Otros frentes. A pesar de la agresión rusa contra Ucrania y lo que ella implica, Estados Unidos considera, con razón, que China es el desafío geopolítico de mayor relevancia para su seguridad y la de sus aliados.
Esto explica el reciente viaje del presidente Joe Biden a Asia, para consolidar el acuerdo defensivo Quad con Japón, Australia e India, estrechar su alianza con Corea del Sur, y echar a andar el Marco Económico Indo-Pacífico, un esquema de relación económica con 12 países de la zona.
En este contexto, incurrió en un provocador desliz retórico, que rompió una ambigüedad cultivada hasta ahora y agriará aún más las relaciones entre Washington y Beijing: decir que su país defendería militarmente a Taiwán si fuera invadida.
Con o sin tensiones militares y territoriales, el efecto global de la pandemia, en particular los confinamientos masivos en China, han dislocado las cadenas de valor globales, bloqueado suministros y aumentado los costos de producción y consumo. Esta variable, aunada al impacto del shock energético y los enormes estímulos económicos decretados para atemperar los efectos económicos de la covid-19, sobre todo en Estados Unidos, ha acelerado los disparadores de la inflación global.

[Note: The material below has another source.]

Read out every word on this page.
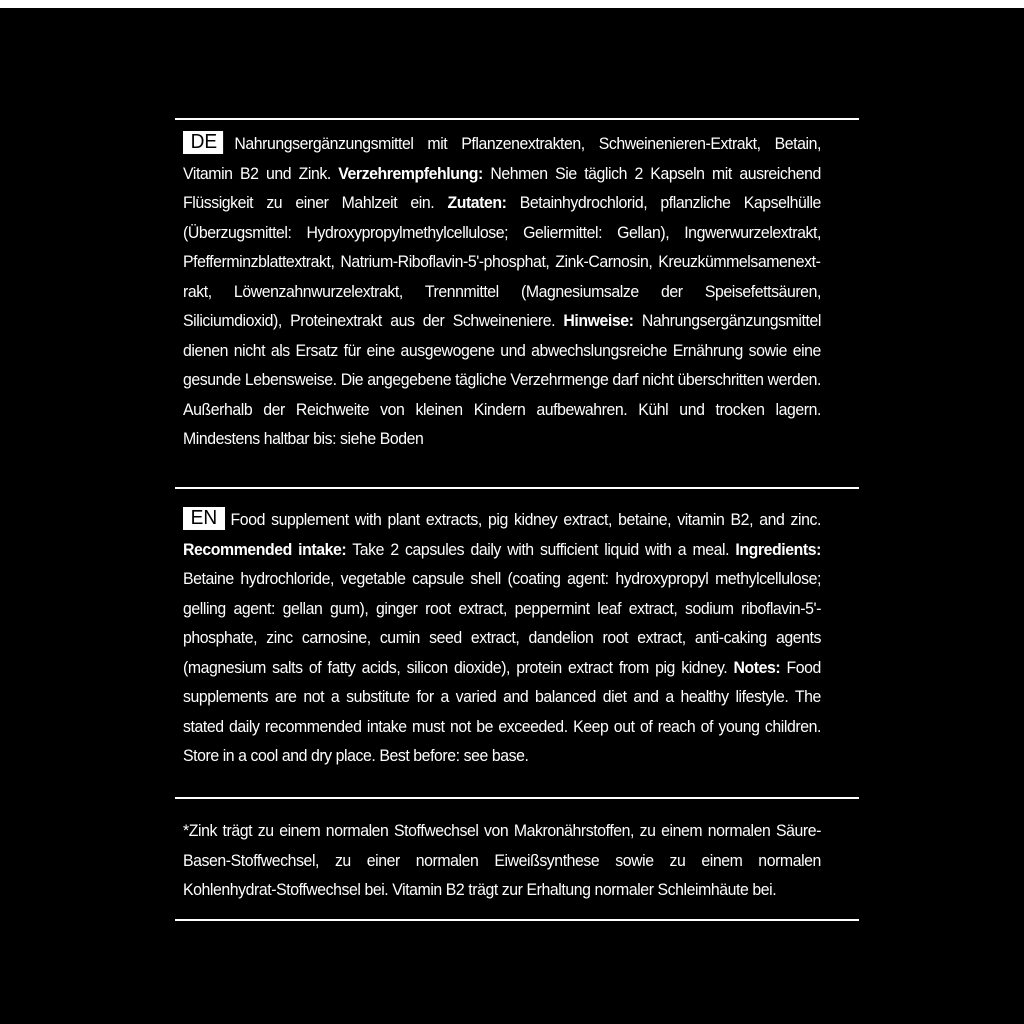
DE Nahrungsergänzungsmittel mit Pflanzenextrakten, Schweinenieren-Extrakt, Betain, Vitamin B2 und Zink. Verzehrempfehlung: Nehmen Sie täglich 2 Kapseln mit ausreichend Flüssigkeit zu einer Mahlzeit ein. Zutaten: Betainhydrochlorid, pflanzliche Kapselhülle (Überzugsmittel: Hydroxypropylmethylcellulose; Geliermittel: Gellan), Ingwerwurzelextrakt, Pfefferminzblattextrakt, Natrium-Riboflavin-5'-phosphat, Zink-Carnosin, Kreuzkümmelsamenextrakt, Löwenzahnwurzelextrakt, Trennmittel (Magnesiumsalze der Speisefettsäuren, Siliciumdioxid), Proteinextrakt aus der Schweineniere. Hinweise: Nahrungsergänzungsmittel dienen nicht als Ersatz für eine ausgewogene und abwechslungsreiche Ernährung sowie eine gesunde Lebensweise. Die angegebene tägliche Verzehrmenge darf nicht überschritten werden. Außerhalb der Reichweite von kleinen Kindern aufbewahren. Kühl und trocken lagern. Mindestens haltbar bis: siehe Boden
EN Food supplement with plant extracts, pig kidney extract, betaine, vitamin B2, and zinc. Recommended intake: Take 2 capsules daily with sufficient liquid with a meal. Ingredients: Betaine hydrochloride, vegetable capsule shell (coating agent: hydroxypropyl methylcellulose; gelling agent: gellan gum), ginger root extract, peppermint leaf extract, sodium riboflavin-5'-phosphate, zinc carnosine, cumin seed extract, dandelion root extract, anti-caking agents (magnesium salts of fatty acids, silicon dioxide), protein extract from pig kidney. Notes: Food supplements are not a substitute for a varied and balanced diet and a healthy lifestyle. The stated daily recommended intake must not be exceeded. Keep out of reach of young children. Store in a cool and dry place. Best before: see base.
*Zink trägt zu einem normalen Stoffwechsel von Makronährstoffen, zu einem normalen Säure-Basen-Stoffwechsel, zu einer normalen Eiweißsynthese sowie zu einem normalen Kohlenhydrat-Stoffwechsel bei. Vitamin B2 trägt zur Erhaltung normaler Schleimhäute bei.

También ha dado dinamismo a un proceso que comenzó en el gobierno de Donald Trump: diversificar y trasladar fuentes de abastecimiento y centros de producción de sus empresas multinacionales, sea para acercarlos al país (nearshoring), ubicarlos en territorios amigos (friendshoring) o, incluso, en el suyo (onshoring). Se busca, a la vez, reforzar su resiliencia, aunque sea con redundancias y a mayores costos, y ser más ágiles y expeditos para atender cambios en las pautas de consumo del mercado estadounidense y otros de gran magnitud.
¿Y la globalización? Concluir, a partir de lo anterior, que la globalización ha llegado a su fin, es una exageración, aunque lo haya dicho recientemente Larry Fink, presidente ejecutivo de Black Rock, el mayor fondo de inversión mundial. Pero pensar que todo seguirá igual sería un error garrafal.
Más bien, se está produciendo un cambio en su índole, con potenciales efectos negativos (distorsiones de costos), pero también positivos: mejor balance entre variables económicas, sociales, políticas y culturales.
En lo local, lo anterior refiere a las políticas públicas; en lo global, a la geopolítica, entendida no solo en su dimensión geográfica, sino como un abordaje realista de las relaciones, factores de influencia, intereses y capacidades de los actores.
El reduccionismo teórico, el simplismo de las explicaciones unívocas, las frases efectistas para encerrar procesos complejos, parecen haber llegado a su fin. Eso es bueno. Lo malo es que ha ocurrido a fuerza de grandes traumas geopolíticos, económicos, ambientales y, como resultado, humanos. Su factura ya es enorme, y ni los riesgos ni la incertidumbre se reducirán a corto plazo.